Classic Winner Reveals Swimming Jigs

Are you ready for some of the best Bass action of the year? As the water temperatures cool, the fall bass fishing has really got going. Many of the Delta regulars prefer the fall bite in the Delta to any other time of the year, including the pre spawn period of the early spring. I can't say I blame them as the fall feeding binges does account for some of the best action of the year and some of the biggest surprises. Each cast could bring a bass, striper or in some areas even a salmon depending on the area of the Delta you are fishing. This is especially true in the fall when the anglers are tossing a lot of Shad pattern baits.

Courtesy of BASS

I had a chance to again speak with Michael Iaconelli Bassmaster Classic Champion from New York. We had a chance to talk in length about a technique he used to help him qualify for the Classic. I had thought Iaconelli's swimming jig technique would be great here on the Delta especially in the fall when the shad becomes an easy target.

Iaconelli started working on this technique on a local lake in upstate New York and has been using it to fool fish in highly pressured water of the east and contributed to his leap to the biggest prize in bass fishing Bassmaster Classic Champion. Swimming jigs is really and under utilized technique. "I don't want to call it a secret, but I did keep it under my belt for a number of years. I like to fish with power, and swimming jigs is a great power pattern" said Iaconelli.

Iaconelli has developed a new Stone jig with Manns Bait Company there are similar jigs built by some of the local manufactures that really work well. "One thing I look for in a jig is features that make it plane better. The Stone jigs flat design makes it swim really nice and allows it to be skipped into those hard to get to places. We added ribs as a third dimension for a couple of reasons. The ribs add to the vibration the bait puts out, drawing more strikes. The Stone jigs are built stout with 5/0 and 4/0 hooks ready to handle the big bite.
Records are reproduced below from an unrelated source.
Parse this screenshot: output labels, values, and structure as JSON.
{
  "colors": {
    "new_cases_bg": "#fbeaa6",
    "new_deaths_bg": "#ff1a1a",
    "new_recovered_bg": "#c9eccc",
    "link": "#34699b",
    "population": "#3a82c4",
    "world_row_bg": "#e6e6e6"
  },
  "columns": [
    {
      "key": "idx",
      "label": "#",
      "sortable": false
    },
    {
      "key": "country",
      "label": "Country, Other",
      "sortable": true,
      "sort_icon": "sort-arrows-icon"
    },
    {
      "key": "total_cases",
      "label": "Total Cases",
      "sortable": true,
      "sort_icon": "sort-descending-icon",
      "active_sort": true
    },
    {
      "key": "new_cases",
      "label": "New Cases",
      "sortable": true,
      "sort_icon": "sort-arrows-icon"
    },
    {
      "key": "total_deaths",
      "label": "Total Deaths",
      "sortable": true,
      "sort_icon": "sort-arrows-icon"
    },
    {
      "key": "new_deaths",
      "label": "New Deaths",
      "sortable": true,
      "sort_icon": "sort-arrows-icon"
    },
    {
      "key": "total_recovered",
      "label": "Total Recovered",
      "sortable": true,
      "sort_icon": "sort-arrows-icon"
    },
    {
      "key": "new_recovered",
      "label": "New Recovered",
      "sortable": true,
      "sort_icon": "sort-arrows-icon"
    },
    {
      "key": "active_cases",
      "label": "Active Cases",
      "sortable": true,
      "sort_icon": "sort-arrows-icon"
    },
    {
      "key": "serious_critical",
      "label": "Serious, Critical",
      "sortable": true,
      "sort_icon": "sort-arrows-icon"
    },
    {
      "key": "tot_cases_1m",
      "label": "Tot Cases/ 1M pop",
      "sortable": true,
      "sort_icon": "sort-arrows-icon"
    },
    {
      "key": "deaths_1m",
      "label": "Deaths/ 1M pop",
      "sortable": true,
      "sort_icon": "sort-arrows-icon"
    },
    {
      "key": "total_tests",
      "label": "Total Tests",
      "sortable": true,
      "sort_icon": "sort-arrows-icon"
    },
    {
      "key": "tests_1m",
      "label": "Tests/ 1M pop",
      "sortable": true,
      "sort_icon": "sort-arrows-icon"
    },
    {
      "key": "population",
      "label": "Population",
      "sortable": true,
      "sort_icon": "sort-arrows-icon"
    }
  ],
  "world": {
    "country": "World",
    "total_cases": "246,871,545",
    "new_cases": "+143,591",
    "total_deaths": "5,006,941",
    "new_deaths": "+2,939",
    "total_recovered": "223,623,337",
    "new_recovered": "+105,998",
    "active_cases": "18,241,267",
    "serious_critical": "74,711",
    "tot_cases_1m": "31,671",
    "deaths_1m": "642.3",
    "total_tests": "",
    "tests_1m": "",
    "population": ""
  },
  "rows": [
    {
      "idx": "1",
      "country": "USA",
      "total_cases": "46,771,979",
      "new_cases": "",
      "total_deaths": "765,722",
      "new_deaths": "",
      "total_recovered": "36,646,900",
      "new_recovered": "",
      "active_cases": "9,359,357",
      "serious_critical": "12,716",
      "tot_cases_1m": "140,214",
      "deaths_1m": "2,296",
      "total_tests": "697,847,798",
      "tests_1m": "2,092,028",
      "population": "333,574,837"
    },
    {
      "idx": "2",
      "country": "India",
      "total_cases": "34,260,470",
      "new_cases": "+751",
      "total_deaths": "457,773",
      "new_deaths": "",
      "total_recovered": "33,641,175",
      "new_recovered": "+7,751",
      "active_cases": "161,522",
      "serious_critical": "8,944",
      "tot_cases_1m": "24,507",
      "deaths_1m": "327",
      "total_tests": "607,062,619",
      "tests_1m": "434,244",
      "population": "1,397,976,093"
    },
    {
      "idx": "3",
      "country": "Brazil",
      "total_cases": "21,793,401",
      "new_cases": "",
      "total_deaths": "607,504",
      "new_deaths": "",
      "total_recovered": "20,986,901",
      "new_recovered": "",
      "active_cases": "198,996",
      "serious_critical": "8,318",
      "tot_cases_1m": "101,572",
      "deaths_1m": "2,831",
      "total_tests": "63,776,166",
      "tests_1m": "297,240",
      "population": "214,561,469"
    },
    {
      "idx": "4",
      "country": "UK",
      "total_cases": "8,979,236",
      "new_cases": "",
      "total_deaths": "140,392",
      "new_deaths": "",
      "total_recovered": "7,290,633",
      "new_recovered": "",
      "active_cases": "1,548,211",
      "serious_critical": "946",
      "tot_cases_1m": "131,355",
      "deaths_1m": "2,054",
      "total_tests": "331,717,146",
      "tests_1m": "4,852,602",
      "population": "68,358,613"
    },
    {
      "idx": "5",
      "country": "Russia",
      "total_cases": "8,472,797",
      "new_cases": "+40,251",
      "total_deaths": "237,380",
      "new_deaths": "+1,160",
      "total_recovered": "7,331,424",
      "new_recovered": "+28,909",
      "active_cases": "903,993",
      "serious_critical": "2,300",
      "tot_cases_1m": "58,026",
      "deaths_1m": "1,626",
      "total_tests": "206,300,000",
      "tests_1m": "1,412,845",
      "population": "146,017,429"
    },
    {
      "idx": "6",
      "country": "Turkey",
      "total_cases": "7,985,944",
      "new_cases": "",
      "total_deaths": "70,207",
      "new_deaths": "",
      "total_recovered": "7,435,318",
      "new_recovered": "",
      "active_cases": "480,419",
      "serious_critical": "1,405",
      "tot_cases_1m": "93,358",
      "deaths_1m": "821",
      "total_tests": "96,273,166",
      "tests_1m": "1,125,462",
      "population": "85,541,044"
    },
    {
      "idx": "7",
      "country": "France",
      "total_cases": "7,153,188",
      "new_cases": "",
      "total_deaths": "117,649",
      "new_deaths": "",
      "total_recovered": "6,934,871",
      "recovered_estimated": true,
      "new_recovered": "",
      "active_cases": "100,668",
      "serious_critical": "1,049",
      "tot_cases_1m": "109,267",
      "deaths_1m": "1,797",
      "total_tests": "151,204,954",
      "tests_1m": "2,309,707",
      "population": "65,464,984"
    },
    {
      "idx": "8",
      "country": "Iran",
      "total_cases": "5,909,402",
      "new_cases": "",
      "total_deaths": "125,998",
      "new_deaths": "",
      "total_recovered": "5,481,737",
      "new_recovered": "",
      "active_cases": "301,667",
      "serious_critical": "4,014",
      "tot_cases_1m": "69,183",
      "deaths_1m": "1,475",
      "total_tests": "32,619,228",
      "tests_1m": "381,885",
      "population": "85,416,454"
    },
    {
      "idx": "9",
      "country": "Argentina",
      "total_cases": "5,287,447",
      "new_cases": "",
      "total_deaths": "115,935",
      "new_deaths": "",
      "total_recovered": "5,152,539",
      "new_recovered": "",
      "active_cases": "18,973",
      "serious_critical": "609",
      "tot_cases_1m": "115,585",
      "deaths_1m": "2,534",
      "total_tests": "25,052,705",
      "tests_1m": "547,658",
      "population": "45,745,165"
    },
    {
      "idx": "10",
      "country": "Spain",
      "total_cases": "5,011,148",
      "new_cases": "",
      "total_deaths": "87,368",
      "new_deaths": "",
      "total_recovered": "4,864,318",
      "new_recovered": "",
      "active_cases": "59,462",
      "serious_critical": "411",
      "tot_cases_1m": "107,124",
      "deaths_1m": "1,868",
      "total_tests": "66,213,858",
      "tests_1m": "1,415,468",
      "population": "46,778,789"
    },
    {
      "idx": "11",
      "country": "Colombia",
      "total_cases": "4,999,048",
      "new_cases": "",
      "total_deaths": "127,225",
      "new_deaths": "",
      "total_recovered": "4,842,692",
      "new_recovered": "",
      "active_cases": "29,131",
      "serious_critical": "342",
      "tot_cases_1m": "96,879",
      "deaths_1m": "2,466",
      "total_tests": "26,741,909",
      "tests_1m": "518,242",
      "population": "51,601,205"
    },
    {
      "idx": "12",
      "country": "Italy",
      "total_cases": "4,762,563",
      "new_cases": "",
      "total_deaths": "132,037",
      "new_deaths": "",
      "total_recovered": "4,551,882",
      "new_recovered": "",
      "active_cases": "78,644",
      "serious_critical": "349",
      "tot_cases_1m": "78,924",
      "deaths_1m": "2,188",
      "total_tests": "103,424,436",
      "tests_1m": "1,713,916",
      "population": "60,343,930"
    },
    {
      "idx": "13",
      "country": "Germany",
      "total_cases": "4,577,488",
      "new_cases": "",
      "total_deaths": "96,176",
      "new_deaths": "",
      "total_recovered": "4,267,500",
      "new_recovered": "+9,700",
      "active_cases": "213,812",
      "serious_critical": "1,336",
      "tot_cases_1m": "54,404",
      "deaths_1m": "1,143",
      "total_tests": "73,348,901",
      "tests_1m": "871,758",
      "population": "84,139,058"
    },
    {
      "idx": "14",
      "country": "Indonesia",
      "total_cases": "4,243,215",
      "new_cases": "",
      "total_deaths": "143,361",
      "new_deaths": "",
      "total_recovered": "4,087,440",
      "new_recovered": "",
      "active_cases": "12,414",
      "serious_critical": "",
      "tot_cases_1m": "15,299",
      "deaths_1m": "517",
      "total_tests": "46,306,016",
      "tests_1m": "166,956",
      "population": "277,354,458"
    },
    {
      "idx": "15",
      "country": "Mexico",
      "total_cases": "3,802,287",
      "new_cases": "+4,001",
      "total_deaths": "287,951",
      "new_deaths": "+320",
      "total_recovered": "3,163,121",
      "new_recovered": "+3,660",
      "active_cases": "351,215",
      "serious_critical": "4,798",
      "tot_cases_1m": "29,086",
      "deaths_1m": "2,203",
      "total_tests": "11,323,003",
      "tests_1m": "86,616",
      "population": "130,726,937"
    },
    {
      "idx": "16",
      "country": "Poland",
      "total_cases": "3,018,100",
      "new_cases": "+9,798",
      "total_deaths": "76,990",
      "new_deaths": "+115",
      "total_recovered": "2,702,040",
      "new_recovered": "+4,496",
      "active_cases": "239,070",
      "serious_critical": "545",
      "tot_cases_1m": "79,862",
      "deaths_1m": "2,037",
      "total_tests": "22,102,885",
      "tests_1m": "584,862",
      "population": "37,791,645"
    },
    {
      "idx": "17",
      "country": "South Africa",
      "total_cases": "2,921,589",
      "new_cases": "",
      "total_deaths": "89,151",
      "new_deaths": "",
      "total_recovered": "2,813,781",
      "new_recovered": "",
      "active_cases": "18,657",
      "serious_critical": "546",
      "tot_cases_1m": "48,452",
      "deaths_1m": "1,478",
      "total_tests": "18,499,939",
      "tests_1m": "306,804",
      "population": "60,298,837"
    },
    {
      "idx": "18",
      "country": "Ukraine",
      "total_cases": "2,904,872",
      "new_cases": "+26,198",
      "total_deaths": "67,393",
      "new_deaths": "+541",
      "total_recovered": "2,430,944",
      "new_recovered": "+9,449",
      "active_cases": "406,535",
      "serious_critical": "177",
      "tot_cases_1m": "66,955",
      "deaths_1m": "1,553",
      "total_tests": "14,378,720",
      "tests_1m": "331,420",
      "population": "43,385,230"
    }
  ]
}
Because this is a swimming technique Iaconelli likes forage patterned jigs paired with big action trailers, especially twin tail grubs. Iaconelli said, "There are eight colors available to choose from. I can target suspended fish outside weedlines on wood edges or off rock banks". "Depending on the area I often use black/blue combinations, but I try to match the forage. There are two basic colors that I feel are important to my swimming technique. Of course white combinations I find work the best when matching the shad. The other is a skirt I don't believe is available anywhere else, Mike's Special. This is a unique combination of blue, gray and light brown that fills that Bluegill pattern. I really swim these longer slender jigs, often working the like a jerk bait or slow rolling blades. This is really a sleeper pattern, that not many anglers are going too, but when the pressure is on, it works" added Iaconelli.

While talking with Iaconelli there are other reasons that the swimming of jigs is worth a try. By working the jigs horizontally through the water column the bass a seeing a subtle baits in presentation the covers water much like slow rolling the spinner bait. Also unlike other jigs the angler is always in contact with the lure as he swims the bait. There is rarely any doubt when fishing this technique as it will produce wrist twisting strikes.

"Most people think that swimming a jig is a deep water pattern in timber or off deep docks. In river waters the technique gets even better allowing anglers to cover a lot of water quickly. It is also a high percentage way to catch fish." added Iaconelli.

As far as rods, a 7-0 medium heavy to heavy action is Iaconelli's choice. I am fishing them on 7-foot medium heavy action Mark Tyler Specials from Kistler Rods with great success

Iaconelli's technique works here on the Delta too. Jigs that swim along this type of cover not only can account for some nice bass, but stripers too. For many years I have written about tossing lures for stripers, many anglers are now taking that technique one step further and flipping and pitching for the stripers. There's nothing like a 20-pound striper on 15 feet of line or less! Enjoy!